Paul Doyle przyznał w rozmowie z agencją Reuters, że Shawn Barber zmarł w środę w Kirkwood w Teksasie z powodu powikłań medycznych.
- Był nie tylko niesamowitym sportowcem, ale także osobą o dobrym sercu, która zawsze stawiała innych przed sobą - przyznał agent Kanadyjczyka. - To tragiczne stracić tak dobrą osobę w tak młodym wieku - dodał.
Barber to mistrz świata z 2015 roku z Pekinu. 15 stycznia 2016 roku zaliczył wysokość sześciu metrów, co do teraz jest rekordem Kanady.
W tym samym roku wziął również udział w igrzyskach olimpijskich w Rio de Janeiro.

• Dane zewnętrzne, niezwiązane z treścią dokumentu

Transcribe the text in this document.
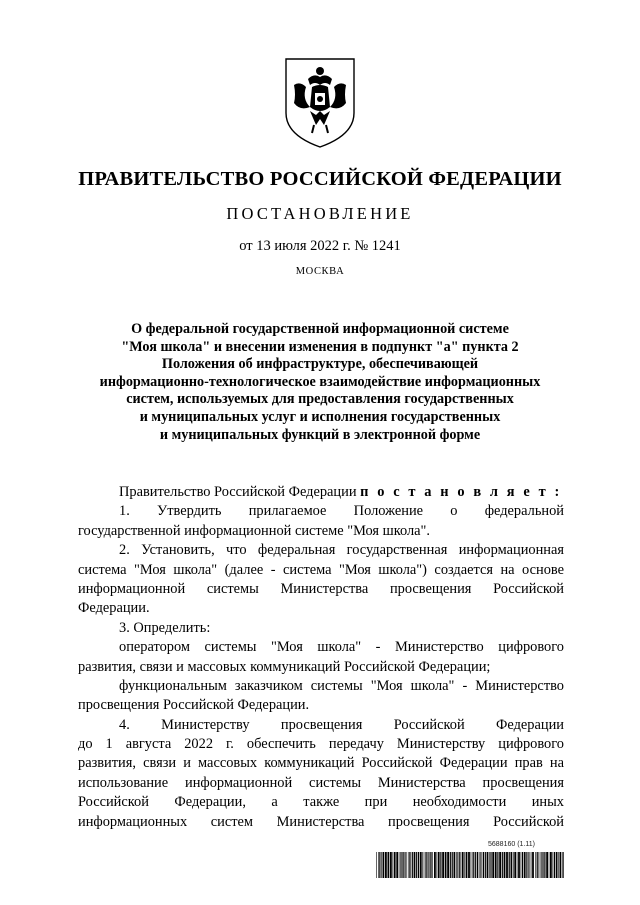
ПРАВИТЕЛЬСТВО РОССИЙСКОЙ ФЕДЕРАЦИИ
ПОСТАНОВЛЕНИЕ
от 13 июля 2022 г. № 1241
МОСКВА
О федеральной государственной информационной системе
"Моя школа" и внесении изменения в подпункт "а" пункта 2
Положения об инфраструктуре, обеспечивающей
информационно-технологическое взаимодействие информационных
систем, используемых для предоставления государственных
и муниципальных услуг и исполнения государственных
и муниципальных функций в электронной форме
Правительство Российской Федерации п о с т а н о в л я е т :
1. Утвердить прилагаемое Положение о федеральной
государственной информационной системе "Моя школа".
2. Установить, что федеральная государственная информационная
система "Моя школа" (далее - система "Моя школа") создается на основе
информационной системы Министерства просвещения Российской
Федерации.
3. Определить:
оператором системы "Моя школа" - Министерство цифрового
развития, связи и массовых коммуникаций Российской Федерации;
функциональным заказчиком системы "Моя школа" - Министерство
просвещения Российской Федерации.
4. Министерству просвещения Российской Федерации
до 1 августа 2022 г. обеспечить передачу Министерству цифрового
развития, связи и массовых коммуникаций Российской Федерации прав на
использование информационной системы Министерства просвещения
Российской Федерации, а также при необходимости иных
информационных систем Министерства просвещения Российской
5688160 (1.11)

"Nasze myśli i modlitwy kierujmy do rodziny i przyjaciół Shawna Barbera, kanadyjskiego skoczka o tyczce - mistrza świata z 2015 r., olimpijczyka z Rio 2016 i rekordzisty Kanady" - napisano na profilu Kanadyjskiej Federacji Lekkiej Atletyki na platformie X.
Lisek wstrząśnięty
Śmierć Barbera była szokiem dla naszego tyczkarza, Piotra Liska. "To jest najsmutniejsza wiadomość tego wieczoru ze świata sportu... dla świata skoku o tyczce" - napisał na Instastories na Instagramie.

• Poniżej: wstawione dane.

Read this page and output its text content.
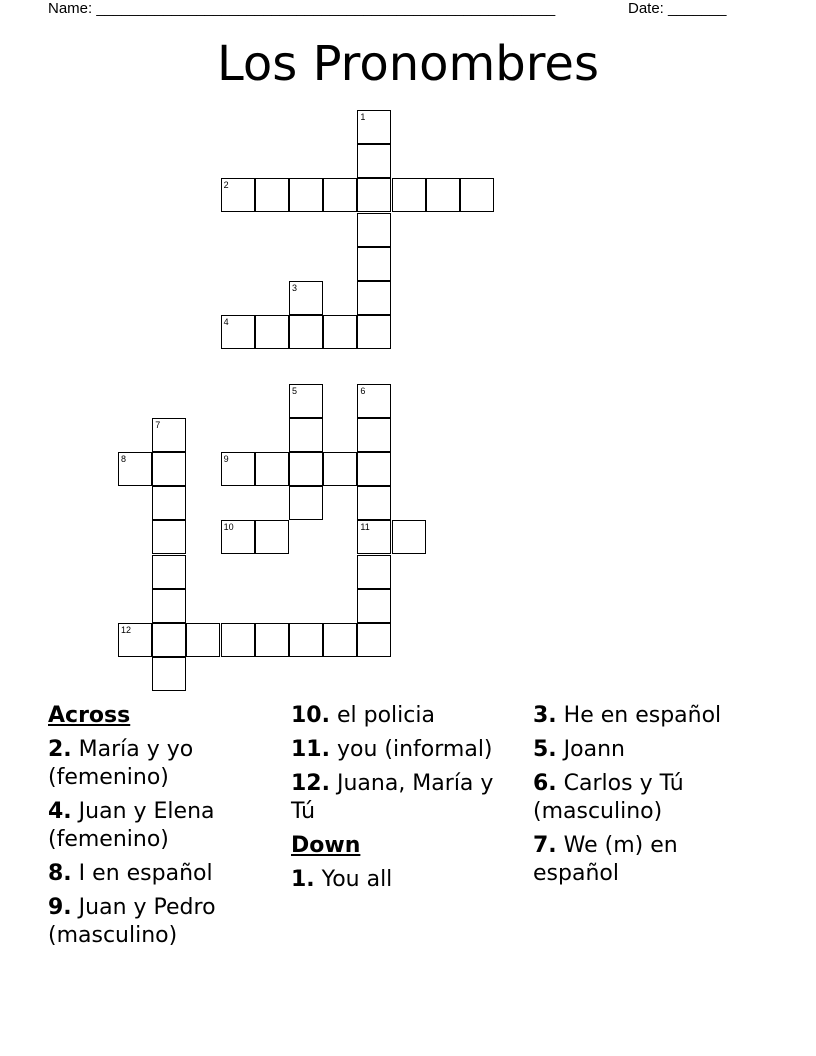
Name: _______________________________________________________	Date: _______
Los Pronombres
1
2
3
4
5	6
7
8	9
10	11
12
Across
2. María y yo (femenino)
4. Juan y Elena (femenino)
8. I en español
9. Juan y Pedro (masculino)
10. el policia
11. you (informal)
12. Juana, María y Tú
Down
1. You all
3. He en español
5. Joann
6. Carlos y Tú (masculino)
7. We (m) en español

"Nietuzinkowa postać, dla wielu młodych tyczkarzy był sportową inspiracją. Śmierć w tak młodym wieku to tragedia. Nie tak to powinno wyglądać! Wiem, że wielu polskich fanów pamiętać go będzie jako pogodnego, świetnego sportowca, który zawsze oddawał serce na skoczni" - kontynuował.

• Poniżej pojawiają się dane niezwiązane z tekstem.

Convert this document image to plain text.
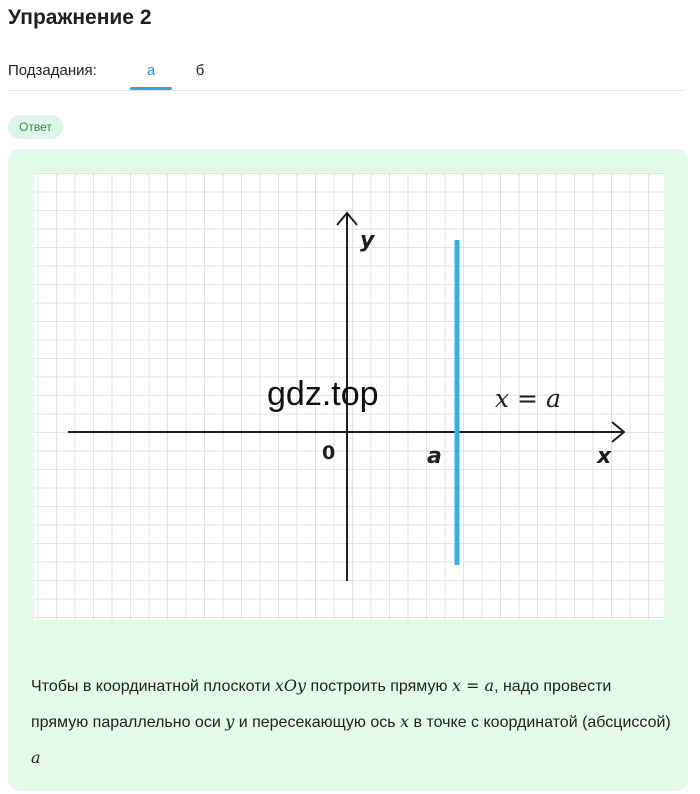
Упражнение 2
Подзадания:	а	б
Ответ
y
x
0	a
x = a
gdz.top
Чтобы в координатной плоскоти xOy построить прямую x = a, надо провести прямую параллельно оси y и пересекающую ось x в точке с координатой (абсциссой) a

"Odszedł jeden z najlepszych tyczkarzy świata, Shawn Barber! Wielokrotnie mieliśmy okazję gościć go na polskiej ziemi, wielokrotnie pokazywał serce walczaka przy niesamowitej pogodzie ducha. Miał zaledwie 29 lat! Mistrz Świata z 2015, sześciometrowiec!" - to z kolei dodał na platformie X.